Data flows through four schemas:

```
landing/  →  bronze/  →  silver/  →  gold/
 (raw)      (cleaned)   (modeled)   (ready)
```

The warehouse is a single DuckDB file. Copy it, back it up, version it - it's just a file.

## All Commands

| Command | Description |
|---|---|
| `havn init <name>` | Scaffold a new project |
| `havn stream <name>` | Run a full pipeline (ingest → transform → export) |
| `havn transform` | Build SQL models in dependency order |
| `havn run <script>` | Run a single ingest/export script or notebook |
| `havn query "<sql>"` | Run ad-hoc SQL queries |
| `havn tables` | List warehouse tables and views |
| `havn serve` | Start the web UI |
| `havn diff` | Preview what would change before running transforms |
| `havn lint` | Lint SQL files with SQLFluff |
| `havn history` | Show pipeline run log |
| `havn status` | Project health: git info, warehouse stats, last run |
| `havn validate` | Check project structure, config, and DAG for errors |
| `havn snapshot create` | Save a named snapshot of project + data state |
| `havn backup` | Back up the warehouse database |
| `havn connect <type>` | Set up a data connector |
| `havn watch` | Watch files and auto-rebuild on change |
| `havn schedule` | Start the cron scheduler |
| `havn checkpoint` | Smart git commit with auto-generated messages |
| `havn docs` | Generate markdown documentation from warehouse schema |
| `havn context` | Generate project summary for AI assistants |
| `havn ci generate` | Generate GitHub Actions workflow |
| `havn secrets list/set/delete` | Manage .env secrets |
| `havn users create/list/delete` | Manage platform users and roles |

## Comparison

| | **havn** | **dbt + Airflow** | **Databricks** | **Snowflake** |
|---|:---:|:---:|:---:|:---:|
| Self-hosted | Yes | Partial | No | No |
| Setup time | 1 min | Hours | Hours | Hours |
| Monthly cost | $0 | $100s+ | $1000s+ | $1000s+ |
| SQL dialect | Plain SQL | Jinja SQL | Spark SQL | Snowflake SQL |
| Ingest built-in | Yes | No (need Airbyte etc.) | Yes | Yes |
| Web UI | Yes | Separate (Airflow UI) | Yes | Yes |
| Single-file database | Yes | No | No | No |
| AI-native | Yes | No | Partial | No |
| Data stays on your machine | Yes | Depends | No | No |

havn is the right choice when you want a complete data platform without the infrastructure overhead.

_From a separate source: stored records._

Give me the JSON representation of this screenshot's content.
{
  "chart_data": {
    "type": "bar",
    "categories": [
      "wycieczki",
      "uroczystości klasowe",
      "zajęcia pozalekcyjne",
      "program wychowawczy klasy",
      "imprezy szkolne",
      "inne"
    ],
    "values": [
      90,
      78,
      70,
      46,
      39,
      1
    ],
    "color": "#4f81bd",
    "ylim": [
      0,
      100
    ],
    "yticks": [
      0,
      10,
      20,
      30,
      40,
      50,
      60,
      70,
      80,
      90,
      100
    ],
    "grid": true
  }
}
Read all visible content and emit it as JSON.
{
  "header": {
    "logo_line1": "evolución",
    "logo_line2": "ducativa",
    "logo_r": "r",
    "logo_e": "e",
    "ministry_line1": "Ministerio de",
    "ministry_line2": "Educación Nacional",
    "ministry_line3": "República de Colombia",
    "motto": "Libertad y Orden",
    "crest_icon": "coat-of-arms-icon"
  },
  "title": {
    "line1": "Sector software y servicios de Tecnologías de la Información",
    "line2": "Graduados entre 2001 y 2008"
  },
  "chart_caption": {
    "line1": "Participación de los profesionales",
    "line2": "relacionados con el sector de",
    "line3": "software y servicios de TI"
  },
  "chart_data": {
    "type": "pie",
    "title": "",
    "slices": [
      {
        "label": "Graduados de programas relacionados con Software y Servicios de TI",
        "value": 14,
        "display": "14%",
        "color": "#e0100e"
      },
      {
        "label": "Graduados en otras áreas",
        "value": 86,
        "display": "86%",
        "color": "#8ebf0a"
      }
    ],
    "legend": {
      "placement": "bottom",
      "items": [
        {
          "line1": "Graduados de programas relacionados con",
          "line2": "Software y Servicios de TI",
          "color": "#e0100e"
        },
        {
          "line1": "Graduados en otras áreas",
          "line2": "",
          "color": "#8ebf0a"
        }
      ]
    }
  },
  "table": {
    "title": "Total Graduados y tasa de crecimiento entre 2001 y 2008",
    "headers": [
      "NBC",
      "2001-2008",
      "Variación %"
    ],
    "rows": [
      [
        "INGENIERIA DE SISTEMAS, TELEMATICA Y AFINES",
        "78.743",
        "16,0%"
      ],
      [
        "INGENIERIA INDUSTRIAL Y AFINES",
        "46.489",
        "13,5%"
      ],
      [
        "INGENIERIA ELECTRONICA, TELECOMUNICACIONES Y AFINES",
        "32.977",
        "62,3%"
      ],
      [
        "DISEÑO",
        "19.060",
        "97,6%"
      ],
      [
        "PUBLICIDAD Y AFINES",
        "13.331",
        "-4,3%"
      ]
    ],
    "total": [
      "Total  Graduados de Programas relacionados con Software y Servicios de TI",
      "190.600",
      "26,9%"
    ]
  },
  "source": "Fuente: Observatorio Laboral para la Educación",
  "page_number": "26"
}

It's not trying to replace Snowflake at 10TB scale - it's the best tool for teams working with data that fits on a single machine (which is most teams).

## Documentation

- **[CLAUDE.md](CLAUDE.md)** - Full technical reference (architecture, conventions, development workflow)
- **[CONTRIBUTING.md](CONTRIBUTING.md)** - How to contribute
- `havn docs` - Auto-generate documentation from your warehouse schema
- `havn context` - Generate a project summary to paste into any AI assistant

## Contributing

We welcome contributions! See [CONTRIBUTING.md](CONTRIBUTING.md) for guidelines.

```bash
# Development setup
git clone https://github.com/chraltro/db.git
cd db
pip install -e ".[dev]"
cd frontend && npm install && npm run build && cd ..
pytest tests/
```

## License

[MIT](LICENSE) - use it however you want.